A growing number of biblical scholars, theologians, psychologists and economists have turned to Girard's wide-ranging theory to understand their respective fields. His works have been widely read in his native France, and international conferences have explored the implications of his theory for different fields. Robert Hamerton-Kelly and James G. Williams have interpreted the Bible in light of Girard's theory. Catholic theologian Raymund Schwager has used Girard's proposal extensively in his theological reflections. Working closely with Girard, French psychiatrists Jean-Michel Oughourlian and Guy Lefort have proposed an "interdividual" psychology which stresses the radically social nature of the self and interprets phenomena such as desire, possession, hysteria, trance and hypnosis in Girardian terms. French economists Paul Dumouchel, Jean-Pierre Dupuy and Andre Orlean have interpreted such economic problems as the market, competition, scarcity, wealth and monetary value in light of Girardian theory. The Colloquium on Religion and Violence meets regularly to explore the application of Girard's ideas to a wide range of areas, and the colloquium's journal, Contagion: Journal of Violence, Mimesis, and Culture, publishes research on Girardian theory. A recent book by Gil Baillie, Violence Unveiled: Humanity at the Crossroads, has brought Girard's ideas to a larger audience in the U.S.

According to Girard, human culture has been founded on two principles, which he calls "mimetic rivalry" and the "surrogate victim mechanism." Mimesis refers to the propensity of humans to imitate other people both consciously and unconsciously. Girard developed a mimetic theory of the self in his early work as a literary critic (Deceit, Desire, and the Novel: Self and Other in Literary Structure [French, 1961; English 1965]). Such novelists as Cervantes, Stendhal, Dostoevsky and Proust taught him that humans learn what to desire by taking other people as models to imitate. Aware of a lack within ourselves, we look to others to teach us what to value and who to be.

Girard observes that the desire to appropriate another person's possessions, loves and very being may seem innocent at first, but it poses a fundamental threat to community life. In imitating our models, we may come to approach their power and threaten their own position--in which case they quickly become rivals who tell us not to imitate them. When we imitate the model's thoughts, there is harmony; when we imitate the model's desires, the model becomes our obstacle and rival.

Mimesis thus inexorably leads to rivalry, and rivalry leads sooner or later to violence.
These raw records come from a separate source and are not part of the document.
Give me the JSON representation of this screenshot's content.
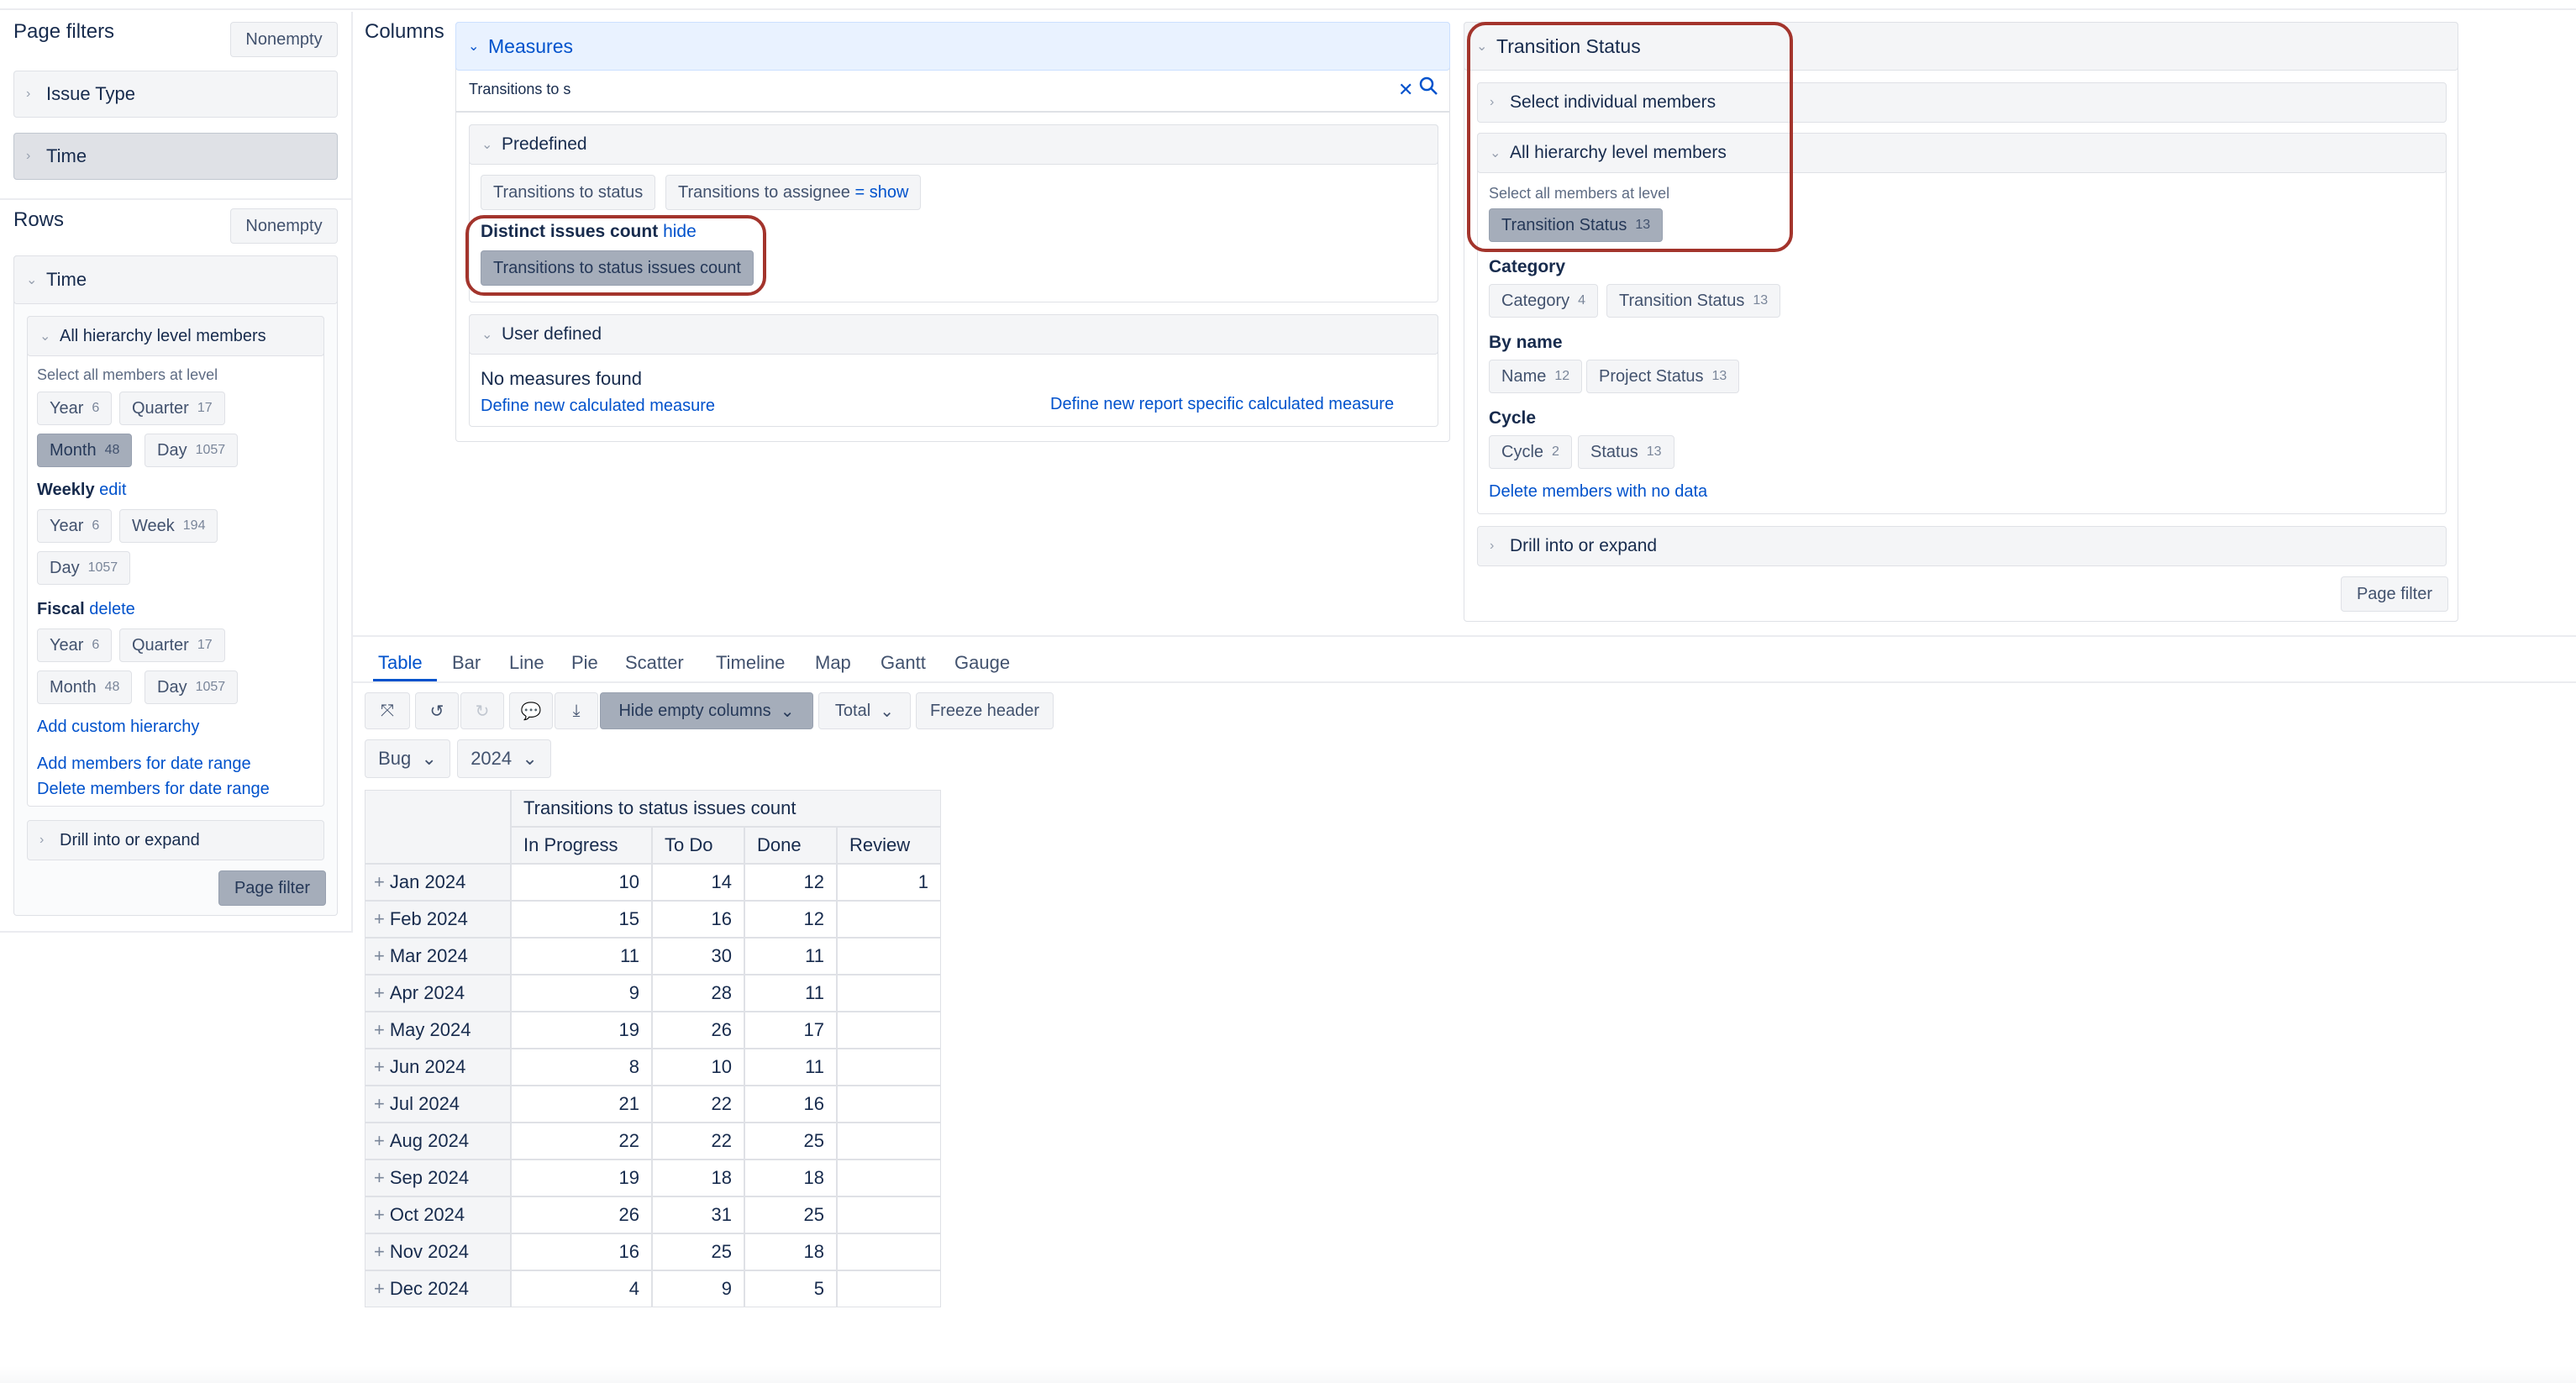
{
  "left": {
    "page_filters": {
      "title": "Page filters",
      "nonempty": "Nonempty",
      "items": [
        "Issue Type",
        "Time"
      ]
    },
    "rows": {
      "title": "Rows",
      "nonempty": "Nonempty",
      "dimension": "Time",
      "hierarchy_header": "All hierarchy level members",
      "select_all": "Select all members at level",
      "default_levels": [
        {
          "name": "Year",
          "count": "6"
        },
        {
          "name": "Quarter",
          "count": "17"
        },
        {
          "name": "Month",
          "count": "48"
        },
        {
          "name": "Day",
          "count": "1057"
        }
      ],
      "weekly": {
        "title": "Weekly",
        "action": "edit",
        "levels": [
          {
            "name": "Year",
            "count": "6"
          },
          {
            "name": "Week",
            "count": "194"
          },
          {
            "name": "Day",
            "count": "1057"
          }
        ]
      },
      "fiscal": {
        "title": "Fiscal",
        "action": "delete",
        "levels": [
          {
            "name": "Year",
            "count": "6"
          },
          {
            "name": "Quarter",
            "count": "17"
          },
          {
            "name": "Month",
            "count": "48"
          },
          {
            "name": "Day",
            "count": "1057"
          }
        ]
      },
      "add_custom_hierarchy": "Add custom hierarchy",
      "add_members_date_range": "Add members for date range",
      "delete_members_date_range": "Delete members for date range",
      "drill": "Drill into or expand",
      "page_filter": "Page filter"
    }
  },
  "columns": {
    "title": "Columns",
    "measures": {
      "header": "Measures",
      "search_value": "Transitions to s",
      "predefined_header": "Predefined",
      "chips": [
        "Transitions to status",
        "Transitions to assignee"
      ],
      "show": "show",
      "equals": "=",
      "distinct_label": "Distinct issues count",
      "hide": "hide",
      "distinct_chip": "Transitions to status issues count",
      "user_defined_header": "User defined",
      "no_measures": "No measures found",
      "define_calc": "Define new calculated measure",
      "define_report_calc": "Define new report specific calculated measure"
    },
    "transition_status": {
      "header": "Transition Status",
      "select_individual": "Select individual members",
      "all_hierarchy": "All hierarchy level members",
      "select_all": "Select all members at level",
      "default_chip": {
        "name": "Transition Status",
        "count": "13"
      },
      "groups": [
        {
          "title": "Category",
          "chips": [
            {
              "name": "Category",
              "count": "4"
            },
            {
              "name": "Transition Status",
              "count": "13"
            }
          ]
        },
        {
          "title": "By name",
          "chips": [
            {
              "name": "Name",
              "count": "12"
            },
            {
              "name": "Project Status",
              "count": "13"
            }
          ]
        },
        {
          "title": "Cycle",
          "chips": [
            {
              "name": "Cycle",
              "count": "2"
            },
            {
              "name": "Status",
              "count": "13"
            }
          ]
        }
      ],
      "delete_no_data": "Delete members with no data",
      "drill": "Drill into or expand",
      "page_filter": "Page filter"
    }
  },
  "view": {
    "tabs": [
      "Table",
      "Bar",
      "Line",
      "Pie",
      "Scatter",
      "Timeline",
      "Map",
      "Gantt",
      "Gauge"
    ],
    "active_tab": "Table",
    "toolbar": {
      "hide_empty": "Hide empty columns",
      "total": "Total",
      "freeze": "Freeze header"
    },
    "filters": {
      "issue_type": "Bug",
      "year": "2024"
    },
    "table": {
      "measure_header": "Transitions to status issues count",
      "columns": [
        "In Progress",
        "To Do",
        "Done",
        "Review"
      ],
      "rows": [
        {
          "label": "Jan 2024",
          "values": [
            "10",
            "14",
            "12",
            "1"
          ]
        },
        {
          "label": "Feb 2024",
          "values": [
            "15",
            "16",
            "12",
            ""
          ]
        },
        {
          "label": "Mar 2024",
          "values": [
            "11",
            "30",
            "11",
            ""
          ]
        },
        {
          "label": "Apr 2024",
          "values": [
            "9",
            "28",
            "11",
            ""
          ]
        },
        {
          "label": "May 2024",
          "values": [
            "19",
            "26",
            "17",
            ""
          ]
        },
        {
          "label": "Jun 2024",
          "values": [
            "8",
            "10",
            "11",
            ""
          ]
        },
        {
          "label": "Jul 2024",
          "values": [
            "21",
            "22",
            "16",
            ""
          ]
        },
        {
          "label": "Aug 2024",
          "values": [
            "22",
            "22",
            "25",
            ""
          ]
        },
        {
          "label": "Sep 2024",
          "values": [
            "19",
            "18",
            "18",
            ""
          ]
        },
        {
          "label": "Oct 2024",
          "values": [
            "26",
            "31",
            "25",
            ""
          ]
        },
        {
          "label": "Nov 2024",
          "values": [
            "16",
            "25",
            "18",
            ""
          ]
        },
        {
          "label": "Dec 2024",
          "values": [
            "4",
            "9",
            "5",
            ""
          ]
        }
      ]
    }
  },
  "colors": {
    "accent": "#0052cc",
    "highlight": "#a3342c",
    "selected_chip": "#a5adba"
  }
}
From his study of mimetic desire in the modern novel, Girard turned to the relation of violence and the sacred in early cultures, especially in primal religions and Greek tragedy. In 1972 he published La Violence et le Sacre (English: Violence and the Sacred, 1977), a work that ranged widely through the fields of ethnology and anthropology. In Girard's judgment, the conflicts that result from mimesis repeatedly threaten to engulf all human life. Escalating violence renders humans more and more like each other, leveling distinctions and sweeping people up into ever greater paroxysms of violence. Mimesis leading to violence is the central energy of the social system.

During the course of evolution, Girard believes a long series of primal murders, repeated endlessly over possibly a million years, taught early humans that the death of one or more members of the group would bring a mysterious peace and discharge of tension. This pattern is the foundation of what Girard calls the surrogate victim mechanism. Often the dead person was hailed as a bearer of peace, a sacred figure, even a god. Fearful that unrestrained violence would return, early humans sought ritual ways to re-enact and resolve the sacrificial crisis of distinctions in order to channel and contain violence. "Good violence" was invoked to drive out "bad violence." This is why rituals from around the world call for the sacrifice of humans and animals. For Girard, the sacred first appears as violence directed at a sacrificial victim, a scapegoat. Every culture achieves stability by discharging the tensions of mimetic rivalry and violence onto scapegoats. Scapegoating channels and expels violence so that communal life can continue. As mimetic tensions recur, a new crisis threatens, and sacred violence is once again necessary.